In evaluating the strike, Postgate, Wilkinson and Horrabin classified areas into four classes. Class I was towns where response was near to 100 per cent. Class II was where the strike was wholly effective but with weaknesses in some sections. Class Ill was towns with serious weaknesses. Class IV towns where the strike broke down. Of Midland towns, Birmingham, Kidderminster, Lichfield, Stafford, Stoke, Worcester and Wolverhampton were in Class I. In Class II were Coventry, Shrewsbury, Smethwick, Stourbridge, Walsall and Wednesbury. No Midland towns were in the other two classes. The Wolverhampton emergency committee summed up the strike as follows: ‘… the trade union movement is indeed to be congratulated upon the splendid stand made on behalf of their more unfortunate brethren, the miners, and with very little exception, the whole of the workers stood solid and were prepared to fight to the bitter end, so that when the news came through on Wednesday May 12th, that the strike was over, it came as a shock, as the situation then looked as though it would last indefinitely.’

On Sunday, 19 May, Wolverhampton Trades Council held a meeting at the Market Place.

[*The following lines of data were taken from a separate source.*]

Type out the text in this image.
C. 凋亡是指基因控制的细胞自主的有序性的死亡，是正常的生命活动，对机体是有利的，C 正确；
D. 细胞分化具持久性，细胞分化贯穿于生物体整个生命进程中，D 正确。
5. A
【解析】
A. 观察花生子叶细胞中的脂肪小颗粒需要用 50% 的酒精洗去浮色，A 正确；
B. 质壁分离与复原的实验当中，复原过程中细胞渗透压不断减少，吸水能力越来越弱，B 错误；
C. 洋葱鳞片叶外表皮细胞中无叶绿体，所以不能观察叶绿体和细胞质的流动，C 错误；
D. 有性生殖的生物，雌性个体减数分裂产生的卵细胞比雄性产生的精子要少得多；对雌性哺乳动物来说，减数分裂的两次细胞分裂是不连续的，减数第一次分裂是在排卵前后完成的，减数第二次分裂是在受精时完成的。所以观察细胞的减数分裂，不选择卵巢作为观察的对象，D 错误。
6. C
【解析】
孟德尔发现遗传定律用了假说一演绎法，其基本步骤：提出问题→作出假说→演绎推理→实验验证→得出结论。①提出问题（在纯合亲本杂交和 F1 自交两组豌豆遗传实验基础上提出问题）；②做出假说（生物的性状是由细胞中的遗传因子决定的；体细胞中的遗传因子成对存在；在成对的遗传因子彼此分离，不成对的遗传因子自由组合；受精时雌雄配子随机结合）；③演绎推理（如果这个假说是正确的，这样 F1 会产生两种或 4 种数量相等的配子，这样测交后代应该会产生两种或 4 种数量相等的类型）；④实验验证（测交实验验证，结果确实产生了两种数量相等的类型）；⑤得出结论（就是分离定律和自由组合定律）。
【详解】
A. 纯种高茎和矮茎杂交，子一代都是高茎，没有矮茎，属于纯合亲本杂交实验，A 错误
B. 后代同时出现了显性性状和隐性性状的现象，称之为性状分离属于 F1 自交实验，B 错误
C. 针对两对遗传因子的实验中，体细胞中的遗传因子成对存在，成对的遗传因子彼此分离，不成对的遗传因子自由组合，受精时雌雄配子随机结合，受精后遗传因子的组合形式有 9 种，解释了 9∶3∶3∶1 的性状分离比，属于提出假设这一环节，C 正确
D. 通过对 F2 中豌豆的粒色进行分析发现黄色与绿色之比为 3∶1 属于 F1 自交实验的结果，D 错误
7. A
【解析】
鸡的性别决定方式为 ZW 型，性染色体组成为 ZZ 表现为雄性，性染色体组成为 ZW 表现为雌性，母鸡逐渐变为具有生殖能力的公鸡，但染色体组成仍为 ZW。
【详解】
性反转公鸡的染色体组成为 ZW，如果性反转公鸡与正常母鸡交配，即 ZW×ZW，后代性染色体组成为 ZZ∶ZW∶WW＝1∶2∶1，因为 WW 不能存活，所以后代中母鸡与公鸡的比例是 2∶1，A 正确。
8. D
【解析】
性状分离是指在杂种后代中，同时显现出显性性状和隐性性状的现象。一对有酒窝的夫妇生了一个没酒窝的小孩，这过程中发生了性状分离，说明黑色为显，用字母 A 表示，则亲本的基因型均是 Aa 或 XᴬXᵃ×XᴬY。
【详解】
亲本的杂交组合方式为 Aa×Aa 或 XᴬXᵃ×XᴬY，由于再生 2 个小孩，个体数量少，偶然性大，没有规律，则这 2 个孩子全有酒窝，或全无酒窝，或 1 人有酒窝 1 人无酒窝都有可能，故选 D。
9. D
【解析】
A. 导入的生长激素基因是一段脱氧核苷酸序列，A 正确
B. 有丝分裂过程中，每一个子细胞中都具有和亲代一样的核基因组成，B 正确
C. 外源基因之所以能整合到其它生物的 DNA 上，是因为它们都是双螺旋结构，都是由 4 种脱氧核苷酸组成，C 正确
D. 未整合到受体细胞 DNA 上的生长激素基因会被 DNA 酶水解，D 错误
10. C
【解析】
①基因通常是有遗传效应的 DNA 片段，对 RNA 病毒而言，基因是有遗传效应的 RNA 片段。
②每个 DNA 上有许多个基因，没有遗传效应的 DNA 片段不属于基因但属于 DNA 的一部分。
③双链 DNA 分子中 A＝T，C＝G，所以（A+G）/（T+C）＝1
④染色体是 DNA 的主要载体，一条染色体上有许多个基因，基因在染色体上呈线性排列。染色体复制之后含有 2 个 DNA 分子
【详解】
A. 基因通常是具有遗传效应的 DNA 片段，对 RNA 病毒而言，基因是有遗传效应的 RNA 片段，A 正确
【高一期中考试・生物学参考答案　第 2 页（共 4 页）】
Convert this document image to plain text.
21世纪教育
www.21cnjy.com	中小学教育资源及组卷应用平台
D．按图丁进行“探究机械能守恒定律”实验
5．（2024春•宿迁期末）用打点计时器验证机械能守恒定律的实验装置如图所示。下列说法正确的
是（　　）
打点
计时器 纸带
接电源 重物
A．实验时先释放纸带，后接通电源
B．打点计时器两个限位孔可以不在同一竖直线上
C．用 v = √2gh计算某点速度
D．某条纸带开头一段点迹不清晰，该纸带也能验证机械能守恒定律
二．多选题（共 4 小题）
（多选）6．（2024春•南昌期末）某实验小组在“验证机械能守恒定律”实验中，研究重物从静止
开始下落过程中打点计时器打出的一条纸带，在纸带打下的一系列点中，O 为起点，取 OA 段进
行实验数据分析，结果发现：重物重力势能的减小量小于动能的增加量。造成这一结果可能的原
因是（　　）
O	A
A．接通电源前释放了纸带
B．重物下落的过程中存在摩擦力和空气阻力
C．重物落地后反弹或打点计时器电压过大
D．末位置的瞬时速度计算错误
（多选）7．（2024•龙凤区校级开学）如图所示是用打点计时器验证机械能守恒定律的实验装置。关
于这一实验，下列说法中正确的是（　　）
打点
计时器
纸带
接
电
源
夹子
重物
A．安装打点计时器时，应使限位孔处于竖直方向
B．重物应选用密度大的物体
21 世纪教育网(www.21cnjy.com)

The Wolverhampton Chronicle informs us that there was a crowd of 300, ‘but this increased after the first half hour’. Allport, the chairman of the Trades Council, said they met, ‘to offer thanks for the solidarity of the working class’. Dan Davies, the local election agent of the Labour Party, said that ‘if the strike had lasted another week we would have entered another era of the struggle’. This latter statement is highly significant. The day before the strike ended the TUC had called out the second wave of workers, all the engineering and shipbuilding workers not already affected. This call was just beginning to take effect in the Black Country. The solidarity of the strike from start to finish suggests that this unique chapter in working-class history would have ended very differently had the strike continued.